The five niyamas (Practices to create inner integrity)
- Saucha: purity and cleanliness of mind, body, heart and environment.
- Santosha: cultivation of inner contentment, in order not to hold others responsible for our happiness.
- Tapas: to glow and be illuminated with an inner aim and direction in life for growth. The great yogi lyengar suggests that a “life without tapas is like a heart without love.”
- Svadhyaya: study, not only of an intellectual kind but also of oneself, to develop self-understanding of our inner nature.
- Isvara-pranidhana: realization, devotion and dedication to the divine presence within all life.
Asana means “seat” and refers to the art of body postures that have evolved over many centuries. Apart from cultivating kanti (physical beauty) due to the enhanced panic flow (life energy) through the body, asanas remove fickleness of mind to restore mental and physical health, strength, wellbeing and vitality. Asana practice also reflects the tendencies, strengths, weaknesses and actions in our life.
Pranayama (Breath regulation)
Prana is the vital life energy within the breath, and so it can also be translated as “the breath of life”. Ayama means “expansion” or “to stretch”, and therefore pranayama is the practice whereby life energy is expanded through the regulation and control of the breath. The natural sound of the breath, shoham (soh-hum), in Sanskrit means “I am that beyond the limitations of body and mind” and resonates unconsciously through the body like a mantra (sacred sound) with each breath taken. In yoga it is believed that by listening into our breath we also become aware of this quiet blessing.
Pratyahara (Sensory withdrawal)
The ancient scriptures suggest that the entire cosmos is situated within the human body, and therefore it is understood that the source of happiness lies within each stimulation, we are able to connect to this inner well of contentment, rather than relying on outward sensory stimulus and grasping in order to fulfill our unquenchable desires. The process of introspection and pratyahara, which certain asanas, such as Kurmasana (tortoise posture), induce, also leads to self-understanding and acceptance.
The practice of dharana, or concentration, can take many forms. Methods include being completely attentive to the flow of the breath in harmony with the movement of the body, or focusing on the glow of a candle flame, watching its movements and sharing its light. Whatever technique is used, the aim is the same – to strengthen the mind and gather psychic energies in order to move into a meditative state.

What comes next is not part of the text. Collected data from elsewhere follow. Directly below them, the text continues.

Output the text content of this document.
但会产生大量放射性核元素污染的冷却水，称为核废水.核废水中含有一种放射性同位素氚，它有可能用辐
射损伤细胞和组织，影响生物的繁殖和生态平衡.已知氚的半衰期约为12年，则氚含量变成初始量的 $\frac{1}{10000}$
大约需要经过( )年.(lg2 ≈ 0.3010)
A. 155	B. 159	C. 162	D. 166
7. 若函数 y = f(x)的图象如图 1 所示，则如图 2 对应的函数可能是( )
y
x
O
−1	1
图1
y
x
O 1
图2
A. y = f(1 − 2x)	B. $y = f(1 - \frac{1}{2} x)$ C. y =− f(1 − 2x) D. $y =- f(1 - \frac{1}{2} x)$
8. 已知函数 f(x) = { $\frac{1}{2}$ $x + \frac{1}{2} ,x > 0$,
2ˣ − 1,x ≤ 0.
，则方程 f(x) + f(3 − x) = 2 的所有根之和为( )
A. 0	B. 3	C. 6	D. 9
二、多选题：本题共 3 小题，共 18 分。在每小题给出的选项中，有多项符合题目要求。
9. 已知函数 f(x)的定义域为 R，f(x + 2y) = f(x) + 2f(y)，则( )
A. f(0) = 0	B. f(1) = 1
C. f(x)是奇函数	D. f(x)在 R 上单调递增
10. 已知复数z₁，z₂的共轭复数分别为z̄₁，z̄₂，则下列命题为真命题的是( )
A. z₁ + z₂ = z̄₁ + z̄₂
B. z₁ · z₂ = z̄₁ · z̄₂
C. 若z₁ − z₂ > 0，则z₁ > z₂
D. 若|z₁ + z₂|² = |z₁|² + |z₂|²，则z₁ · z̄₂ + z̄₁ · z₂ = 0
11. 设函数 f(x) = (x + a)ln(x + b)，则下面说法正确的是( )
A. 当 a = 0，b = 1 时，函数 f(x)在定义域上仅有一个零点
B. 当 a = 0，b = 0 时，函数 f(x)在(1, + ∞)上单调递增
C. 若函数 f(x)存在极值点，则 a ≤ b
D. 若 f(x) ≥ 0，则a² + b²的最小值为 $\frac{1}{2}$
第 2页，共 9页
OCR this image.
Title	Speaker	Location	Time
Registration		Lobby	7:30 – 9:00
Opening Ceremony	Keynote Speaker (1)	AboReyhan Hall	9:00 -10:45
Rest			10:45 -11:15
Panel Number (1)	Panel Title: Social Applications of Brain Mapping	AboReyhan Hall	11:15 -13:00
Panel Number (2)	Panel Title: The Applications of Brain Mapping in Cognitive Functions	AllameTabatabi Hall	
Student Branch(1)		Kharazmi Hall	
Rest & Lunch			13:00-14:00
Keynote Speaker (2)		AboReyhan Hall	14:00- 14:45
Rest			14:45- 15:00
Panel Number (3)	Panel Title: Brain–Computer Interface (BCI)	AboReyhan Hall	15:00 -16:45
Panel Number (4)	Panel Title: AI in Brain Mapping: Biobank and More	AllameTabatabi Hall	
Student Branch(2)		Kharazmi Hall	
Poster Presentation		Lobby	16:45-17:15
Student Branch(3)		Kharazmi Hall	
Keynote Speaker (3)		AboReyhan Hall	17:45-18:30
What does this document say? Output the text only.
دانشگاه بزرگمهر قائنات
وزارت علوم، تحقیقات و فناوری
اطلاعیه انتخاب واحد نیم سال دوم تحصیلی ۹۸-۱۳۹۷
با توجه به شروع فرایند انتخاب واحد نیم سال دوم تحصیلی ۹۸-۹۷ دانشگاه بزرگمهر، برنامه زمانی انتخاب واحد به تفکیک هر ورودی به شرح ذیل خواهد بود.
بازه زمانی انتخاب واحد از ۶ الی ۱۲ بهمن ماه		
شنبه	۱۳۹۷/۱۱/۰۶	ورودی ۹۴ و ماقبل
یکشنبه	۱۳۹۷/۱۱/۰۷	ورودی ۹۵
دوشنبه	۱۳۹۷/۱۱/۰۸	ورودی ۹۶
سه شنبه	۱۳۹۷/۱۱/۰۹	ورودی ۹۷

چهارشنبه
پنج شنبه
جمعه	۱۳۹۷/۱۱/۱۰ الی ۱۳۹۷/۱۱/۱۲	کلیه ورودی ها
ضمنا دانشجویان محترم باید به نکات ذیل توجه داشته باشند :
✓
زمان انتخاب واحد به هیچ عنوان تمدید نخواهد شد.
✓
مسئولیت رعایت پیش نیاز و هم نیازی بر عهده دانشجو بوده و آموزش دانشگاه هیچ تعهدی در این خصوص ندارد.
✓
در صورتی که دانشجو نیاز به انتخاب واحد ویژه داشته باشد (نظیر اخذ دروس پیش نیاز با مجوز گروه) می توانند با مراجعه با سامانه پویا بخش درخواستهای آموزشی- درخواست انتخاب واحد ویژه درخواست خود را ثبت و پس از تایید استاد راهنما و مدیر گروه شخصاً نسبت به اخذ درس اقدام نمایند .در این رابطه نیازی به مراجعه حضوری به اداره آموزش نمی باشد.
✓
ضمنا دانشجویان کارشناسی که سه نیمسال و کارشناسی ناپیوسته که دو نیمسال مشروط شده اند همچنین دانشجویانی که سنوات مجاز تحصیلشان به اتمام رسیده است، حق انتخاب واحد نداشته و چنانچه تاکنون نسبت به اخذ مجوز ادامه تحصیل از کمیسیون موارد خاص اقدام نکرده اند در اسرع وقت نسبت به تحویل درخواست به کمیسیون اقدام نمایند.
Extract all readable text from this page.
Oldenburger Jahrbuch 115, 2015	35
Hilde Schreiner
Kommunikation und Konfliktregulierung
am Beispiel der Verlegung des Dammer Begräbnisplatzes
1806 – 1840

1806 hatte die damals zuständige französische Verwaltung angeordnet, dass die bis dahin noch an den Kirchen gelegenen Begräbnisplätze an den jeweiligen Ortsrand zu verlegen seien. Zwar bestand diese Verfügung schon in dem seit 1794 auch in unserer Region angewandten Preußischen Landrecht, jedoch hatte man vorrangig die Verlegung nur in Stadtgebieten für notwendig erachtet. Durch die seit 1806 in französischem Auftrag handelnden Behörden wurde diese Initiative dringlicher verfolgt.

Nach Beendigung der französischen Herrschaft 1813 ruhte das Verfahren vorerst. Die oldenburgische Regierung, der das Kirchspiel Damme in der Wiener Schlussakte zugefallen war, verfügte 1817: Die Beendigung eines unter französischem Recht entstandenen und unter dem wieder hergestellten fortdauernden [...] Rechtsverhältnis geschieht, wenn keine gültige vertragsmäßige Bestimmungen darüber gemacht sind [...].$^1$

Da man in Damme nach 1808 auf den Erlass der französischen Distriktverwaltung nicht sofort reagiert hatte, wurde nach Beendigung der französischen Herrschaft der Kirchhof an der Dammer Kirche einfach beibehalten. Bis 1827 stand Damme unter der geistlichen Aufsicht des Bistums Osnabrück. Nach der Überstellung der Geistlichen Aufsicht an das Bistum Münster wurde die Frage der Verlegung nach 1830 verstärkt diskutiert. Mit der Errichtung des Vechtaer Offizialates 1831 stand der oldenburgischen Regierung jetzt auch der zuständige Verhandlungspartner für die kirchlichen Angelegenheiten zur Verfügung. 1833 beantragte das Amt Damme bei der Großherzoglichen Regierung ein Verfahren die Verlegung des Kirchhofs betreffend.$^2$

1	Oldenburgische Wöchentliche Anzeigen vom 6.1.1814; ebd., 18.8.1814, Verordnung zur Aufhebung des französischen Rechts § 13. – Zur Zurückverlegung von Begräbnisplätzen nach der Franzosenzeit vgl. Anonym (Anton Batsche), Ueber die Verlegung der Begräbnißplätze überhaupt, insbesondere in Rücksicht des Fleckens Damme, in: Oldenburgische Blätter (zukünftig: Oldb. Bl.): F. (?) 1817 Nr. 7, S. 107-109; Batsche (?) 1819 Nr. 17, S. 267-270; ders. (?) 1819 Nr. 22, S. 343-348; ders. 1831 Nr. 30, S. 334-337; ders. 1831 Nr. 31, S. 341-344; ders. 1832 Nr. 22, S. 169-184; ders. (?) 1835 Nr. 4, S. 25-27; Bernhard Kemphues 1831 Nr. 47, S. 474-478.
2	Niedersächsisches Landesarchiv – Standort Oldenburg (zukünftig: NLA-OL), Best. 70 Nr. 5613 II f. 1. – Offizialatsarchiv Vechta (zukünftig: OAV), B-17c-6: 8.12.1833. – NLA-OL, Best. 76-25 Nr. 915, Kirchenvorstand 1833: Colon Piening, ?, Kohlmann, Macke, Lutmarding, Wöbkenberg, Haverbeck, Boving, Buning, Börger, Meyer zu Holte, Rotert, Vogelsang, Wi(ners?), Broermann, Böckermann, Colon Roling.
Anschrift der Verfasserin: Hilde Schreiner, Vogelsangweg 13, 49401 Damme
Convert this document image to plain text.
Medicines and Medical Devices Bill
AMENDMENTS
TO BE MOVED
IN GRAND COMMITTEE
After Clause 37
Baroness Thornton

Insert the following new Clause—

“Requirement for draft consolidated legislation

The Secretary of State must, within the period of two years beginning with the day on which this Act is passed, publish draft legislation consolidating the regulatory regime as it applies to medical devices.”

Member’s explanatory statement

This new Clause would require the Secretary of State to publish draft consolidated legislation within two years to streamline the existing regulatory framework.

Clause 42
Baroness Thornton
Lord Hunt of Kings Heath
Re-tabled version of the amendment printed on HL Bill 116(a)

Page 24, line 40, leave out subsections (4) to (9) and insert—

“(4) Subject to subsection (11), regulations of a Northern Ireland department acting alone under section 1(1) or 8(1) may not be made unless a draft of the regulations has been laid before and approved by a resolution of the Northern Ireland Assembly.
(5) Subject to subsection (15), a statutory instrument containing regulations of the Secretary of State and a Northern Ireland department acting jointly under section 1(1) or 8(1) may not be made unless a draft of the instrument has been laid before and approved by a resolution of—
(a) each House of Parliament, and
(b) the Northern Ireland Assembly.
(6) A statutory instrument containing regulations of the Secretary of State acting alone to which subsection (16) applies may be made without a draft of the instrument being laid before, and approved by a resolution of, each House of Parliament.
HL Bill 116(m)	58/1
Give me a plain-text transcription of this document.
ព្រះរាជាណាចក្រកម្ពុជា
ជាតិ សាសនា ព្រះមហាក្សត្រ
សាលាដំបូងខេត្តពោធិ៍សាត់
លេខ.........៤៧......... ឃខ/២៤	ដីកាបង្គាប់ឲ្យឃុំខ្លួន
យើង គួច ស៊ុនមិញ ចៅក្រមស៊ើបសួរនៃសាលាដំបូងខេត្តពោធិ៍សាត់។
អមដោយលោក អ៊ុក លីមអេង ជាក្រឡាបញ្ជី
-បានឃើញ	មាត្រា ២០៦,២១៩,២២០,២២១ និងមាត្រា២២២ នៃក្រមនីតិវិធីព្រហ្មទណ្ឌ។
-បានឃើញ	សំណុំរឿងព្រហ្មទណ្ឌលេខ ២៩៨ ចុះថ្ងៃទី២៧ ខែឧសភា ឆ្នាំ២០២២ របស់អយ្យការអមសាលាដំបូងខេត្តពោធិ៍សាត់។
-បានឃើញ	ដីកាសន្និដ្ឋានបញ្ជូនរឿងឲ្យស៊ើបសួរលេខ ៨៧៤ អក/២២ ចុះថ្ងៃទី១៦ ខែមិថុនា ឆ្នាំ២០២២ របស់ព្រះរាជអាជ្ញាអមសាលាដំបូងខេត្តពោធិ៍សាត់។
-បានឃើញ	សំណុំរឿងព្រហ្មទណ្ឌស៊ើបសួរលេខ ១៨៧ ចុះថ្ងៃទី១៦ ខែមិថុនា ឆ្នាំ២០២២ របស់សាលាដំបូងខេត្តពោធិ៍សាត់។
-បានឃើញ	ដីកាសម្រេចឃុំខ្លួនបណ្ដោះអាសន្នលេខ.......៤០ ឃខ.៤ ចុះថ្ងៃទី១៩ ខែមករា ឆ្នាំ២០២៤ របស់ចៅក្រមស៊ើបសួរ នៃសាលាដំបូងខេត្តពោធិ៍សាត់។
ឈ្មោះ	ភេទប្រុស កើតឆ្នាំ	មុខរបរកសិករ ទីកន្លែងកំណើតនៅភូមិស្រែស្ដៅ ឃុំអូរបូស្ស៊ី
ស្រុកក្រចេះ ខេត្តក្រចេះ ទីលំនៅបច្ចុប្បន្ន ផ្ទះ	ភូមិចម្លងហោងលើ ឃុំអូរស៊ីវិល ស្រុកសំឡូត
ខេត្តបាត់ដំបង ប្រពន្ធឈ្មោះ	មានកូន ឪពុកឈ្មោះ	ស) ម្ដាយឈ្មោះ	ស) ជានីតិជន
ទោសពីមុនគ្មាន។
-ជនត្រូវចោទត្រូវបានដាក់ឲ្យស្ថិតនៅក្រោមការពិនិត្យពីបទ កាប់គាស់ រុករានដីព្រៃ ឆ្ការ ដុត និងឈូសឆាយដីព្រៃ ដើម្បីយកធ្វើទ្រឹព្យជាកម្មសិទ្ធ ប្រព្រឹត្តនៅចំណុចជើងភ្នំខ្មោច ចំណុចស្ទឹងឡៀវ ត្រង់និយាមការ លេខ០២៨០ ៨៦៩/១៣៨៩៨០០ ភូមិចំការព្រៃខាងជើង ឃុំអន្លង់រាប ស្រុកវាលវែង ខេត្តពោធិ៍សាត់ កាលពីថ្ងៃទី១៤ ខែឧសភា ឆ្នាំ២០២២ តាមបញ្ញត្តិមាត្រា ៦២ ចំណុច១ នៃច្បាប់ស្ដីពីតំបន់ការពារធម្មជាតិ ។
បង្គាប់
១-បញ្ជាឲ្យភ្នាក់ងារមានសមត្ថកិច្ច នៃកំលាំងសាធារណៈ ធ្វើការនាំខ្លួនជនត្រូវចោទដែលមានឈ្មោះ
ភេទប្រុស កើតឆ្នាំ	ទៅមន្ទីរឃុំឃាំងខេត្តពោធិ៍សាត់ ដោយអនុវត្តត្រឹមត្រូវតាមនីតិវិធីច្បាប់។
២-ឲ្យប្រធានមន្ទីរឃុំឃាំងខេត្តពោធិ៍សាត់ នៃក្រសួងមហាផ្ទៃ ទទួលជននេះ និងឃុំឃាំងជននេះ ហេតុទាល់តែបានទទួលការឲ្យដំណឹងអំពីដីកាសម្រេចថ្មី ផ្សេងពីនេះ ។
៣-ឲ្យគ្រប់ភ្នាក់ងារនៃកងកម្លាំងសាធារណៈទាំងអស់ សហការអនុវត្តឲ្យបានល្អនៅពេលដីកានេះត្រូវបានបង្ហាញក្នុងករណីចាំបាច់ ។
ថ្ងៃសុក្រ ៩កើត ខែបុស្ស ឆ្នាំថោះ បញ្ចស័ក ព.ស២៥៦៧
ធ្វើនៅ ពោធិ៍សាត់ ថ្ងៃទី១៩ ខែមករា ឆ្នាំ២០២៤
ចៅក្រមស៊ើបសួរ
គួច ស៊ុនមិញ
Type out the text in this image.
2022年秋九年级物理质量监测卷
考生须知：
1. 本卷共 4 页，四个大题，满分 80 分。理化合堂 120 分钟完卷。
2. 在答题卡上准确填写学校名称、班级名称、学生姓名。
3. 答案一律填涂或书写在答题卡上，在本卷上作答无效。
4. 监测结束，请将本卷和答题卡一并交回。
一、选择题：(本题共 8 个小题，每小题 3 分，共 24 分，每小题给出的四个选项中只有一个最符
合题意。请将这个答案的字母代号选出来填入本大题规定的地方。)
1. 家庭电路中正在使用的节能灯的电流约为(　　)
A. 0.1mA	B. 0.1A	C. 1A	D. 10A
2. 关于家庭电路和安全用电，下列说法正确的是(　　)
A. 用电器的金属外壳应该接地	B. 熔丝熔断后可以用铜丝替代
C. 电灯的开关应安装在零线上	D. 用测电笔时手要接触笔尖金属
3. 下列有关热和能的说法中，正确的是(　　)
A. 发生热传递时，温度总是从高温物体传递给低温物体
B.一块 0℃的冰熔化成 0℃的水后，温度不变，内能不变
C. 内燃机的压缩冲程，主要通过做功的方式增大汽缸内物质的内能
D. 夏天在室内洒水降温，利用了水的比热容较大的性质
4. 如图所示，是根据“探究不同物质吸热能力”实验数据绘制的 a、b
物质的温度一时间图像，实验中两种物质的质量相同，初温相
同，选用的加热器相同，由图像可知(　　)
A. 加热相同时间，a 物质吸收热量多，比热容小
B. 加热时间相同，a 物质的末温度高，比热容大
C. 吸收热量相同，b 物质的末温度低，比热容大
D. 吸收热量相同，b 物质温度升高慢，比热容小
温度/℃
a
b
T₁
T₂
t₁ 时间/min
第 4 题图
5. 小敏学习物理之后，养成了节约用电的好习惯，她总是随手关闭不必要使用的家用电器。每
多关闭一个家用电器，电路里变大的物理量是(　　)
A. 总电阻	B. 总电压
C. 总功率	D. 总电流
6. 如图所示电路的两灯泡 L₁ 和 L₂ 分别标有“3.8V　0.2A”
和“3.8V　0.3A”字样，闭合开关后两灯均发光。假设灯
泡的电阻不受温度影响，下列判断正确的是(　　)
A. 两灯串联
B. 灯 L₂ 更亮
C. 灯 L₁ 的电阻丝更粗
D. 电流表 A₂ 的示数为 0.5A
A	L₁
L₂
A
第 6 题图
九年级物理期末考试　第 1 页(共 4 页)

Through the practice of one-directional flow of the mind, ekatanata, or concentration, meditation will begin to follow naturally if time is given to it. Meditation is absolute, it is where we can go beyond time, space, conditions and limitations, allowing our individual core of consciousness to expand and connect with the infinite universal consciousness. The ancient sages described meditation as yoking with nature, as they conceived the infinite universe to be part of the nature of life, death and beyond.
Samadhi (Enlightenment, bliss state of oneness)
This is the ultimate yoga, and it is the culmination of the previous seven limbs. Samadhi transcends meditation: it is without seed, as it goes beyond beginning and end; it is a state of absolute liberation and bliss in which nothing is needed, desired or required as the self has merged all.
To truly practice Astanga yoga we need to endeavour to incorporate all eight limbs: to practice the physical aspects, which are the asanas and pranayama, and to strive to live the actions of yoga, yama, niyama, pratyahara, dharana and dhyana. By reading and discussing, the concepts of yoga may be intellectually understood, but that understanding needs to be put into practice if we wish to experience the richness of its benefits and bring meaning into our lives. As Sri K. Pattabhi jois expounds, yoga is 99 percent practice and 1 percent theory. This requires practice of all the eight limbs of yoga, not just the asanas.
So, what changes can you expect? Lightness. Strength. Fluidity. Better concentration. A calmer and more compassionate outlook. Less fat. A flat stomach. Greater flexibility. The list goes on, and better still, once you have learnt the basic moves from a good teacher astanga yoga is completely free.